Gretta Louw’s speculative, generative and research-based art practice works across disciplines and against categorisation. In the single-channel video work A Giant Swarm, Louw weaves inspirations from Donna Harraway, Ursula le Guin, John Muir, Cixin Liu and Anna Lowenhaupt Tsing into her own narrative, offering a paradigm shift in perspective beyond the human. This speculative sci-fi proposal embraces anarcho-feminist ideals and celebrates the thriving network of life forms that inventively adapt in a post-anthropocentric ecosystem. The intricate web of sensitive symbioses reveals the interwoven connections and unpredictable responses to intervention. Our current situation is a powerful reminder of humanity’s limited control over the forces of nature and the lack of care and ethics in our collective future thinking. Quantum entanglement, another central theme in Louw’s practice – the interconnectedness and inseparability of particles across time and space – offers a way to imagine a future shaped by intelligences beyond our own. Intelligences that are ancient, embodied and symbiotic. “What would it mean to build artificial intelligences and other machines that are more like octopuses, more like mushrooms, or more like forests?”
Stefanie Loveday works across media to reinterpret encroached landscapes. She often uses field recordings, audio, video, photography and performance to reinterpret the intertwining of natural and human-intervened landscapes and to use technology to foster new imaginaries. For this exhibition, she will develop a site-specific and generative work on site, centred on the invasive tree species Ailanthus altissima – Tree of Heaven – located in the SAP garden. By documenting and reinterpreting its acoustic qualities, the work will explore mimicry and reinterpretation as a mode of enchantment.
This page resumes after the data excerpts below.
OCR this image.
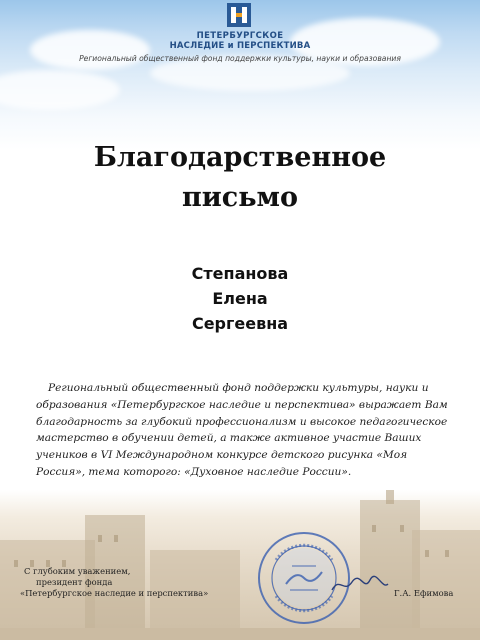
ПЕТЕРБУРГСКОЕ
НАСЛЕДИЕ и ПЕРСПЕКТИВА
Региональный общественный фонд поддержки культуры, науки и образования
Благодарственное
письмо
Степанова
Елена
Сергеевна
Региональный общественный фонд поддержки культуры, науки и образования «Петербургское наследие и перспектива» выражает Вам благодарность за глубокий профессионализм и высокое педагогическое мастерство в обучении детей, а также активное участие Ваших учеников в VI Международном конкурсе детского рисунка «Моя Россия», тема которого: «Духовное наследие России».
С глубоким уважением,
президент фонда
«Петербургское наследие и перспектива»	Г.А. Ефимова
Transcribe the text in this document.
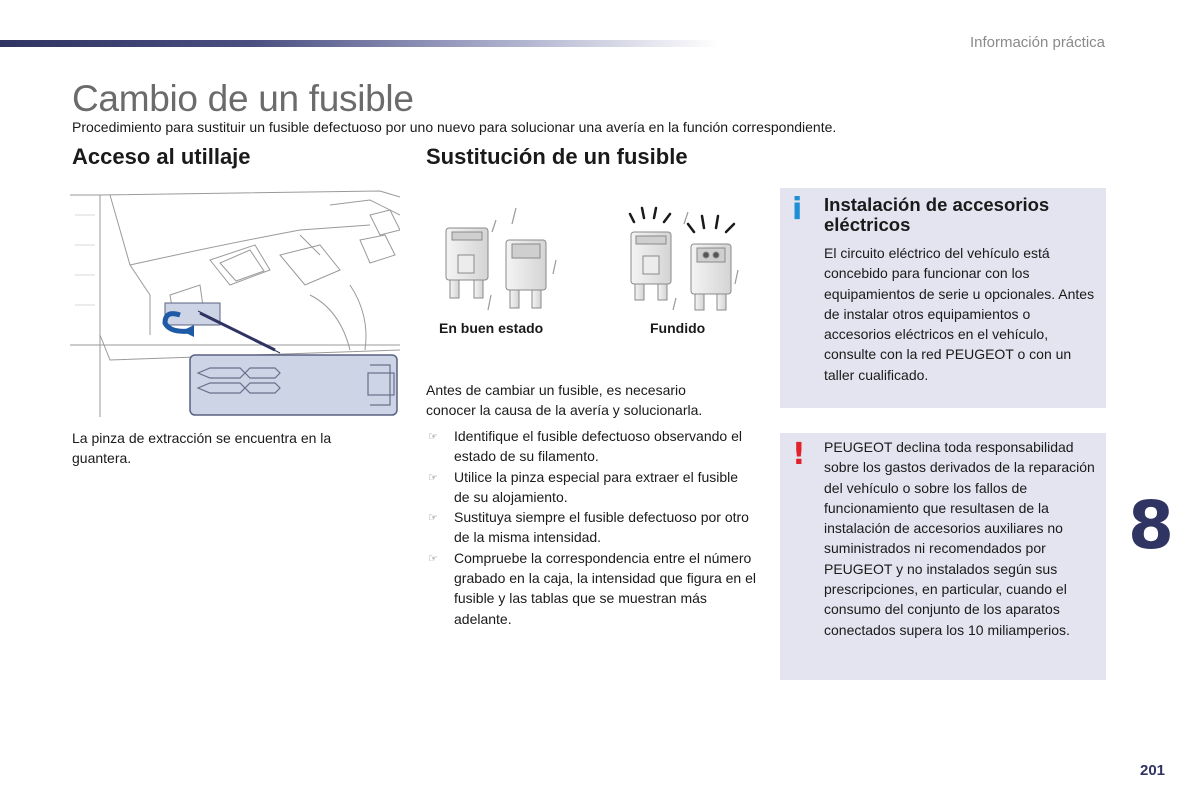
Información práctica
Cambio de un fusible
Procedimiento para sustituir un fusible defectuoso por uno nuevo para solucionar una avería en la función correspondiente.
Acceso al utillaje
La pinza de extracción se encuentra en la guantera.
Sustitución de un fusible
En buen estado	Fundido
Antes de cambiar un fusible, es necesario conocer la causa de la avería y solucionarla.
☞ Identifique el fusible defectuoso observando el estado de su filamento.
☞ Utilice la pinza especial para extraer el fusible de su alojamiento.
☞ Sustituya siempre el fusible defectuoso por otro de la misma intensidad.
☞ Compruebe la correspondencia entre el número grabado en la caja, la intensidad que figura en el fusible y las tablas que se muestran más adelante.
i Instalación de accesorios eléctricos
El circuito eléctrico del vehículo está concebido para funcionar con los equipamientos de serie u opcionales. Antes de instalar otros equipamientos o accesorios eléctricos en el vehículo, consulte con la red PEUGEOT o con un taller cualificado.
! PEUGEOT declina toda responsabilidad sobre los gastos derivados de la reparación del vehículo o sobre los fallos de funcionamiento que resultasen de la instalación de accesorios auxiliares no suministrados ni recomendados por PEUGEOT y no instalados según sus prescripciones, en particular, cuando el consumo del conjunto de los aparatos conectados supera los 10 miliamperios.
8
201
Surrounding with evocations, captivating with sounds, falling for a wonderful chorus, sweeping along on a sonic current, can also evoke new ideas, perspectives and identities. In an enchanting hook, sense becomes nonsense and then a new sense of things. The chorus “turns back on itself, opens on itself, reveals hitherto unheard-of possibilities, enters into other contexts, lets [things] … drift towards other assemblages”.
The exhibition will evolve and transform during its run – it will emerge slowly, without a clear beginning, and dissolve gradually, without a fixed end date, with different moments of togetherness and intensity during its run, with events, performances and discussions. The exhibition is located in the garden of SAP Space in Berlin’s Neukölln district. This location is intended to expand the discourse and potential of the garden. The garden is an effective site of exploration for the exhibition – it is a mediated natural space that requires constant attention and care, suggesting the intertwining of nature and culture and the role we play in nature, both positively and negatively, and raising the question of whether we can foster a more ethical dynamic through our curiosity, wonder and enthusiasm for the world around us.
Opening reception: 18. August, from 18:00 until 21:30 hrs
Performance: by Sage Thrashers
Berlin Art Week BBQ: 13. September from 19:00 Uhr
Reading: by Gretta Louw (date and time to be announced.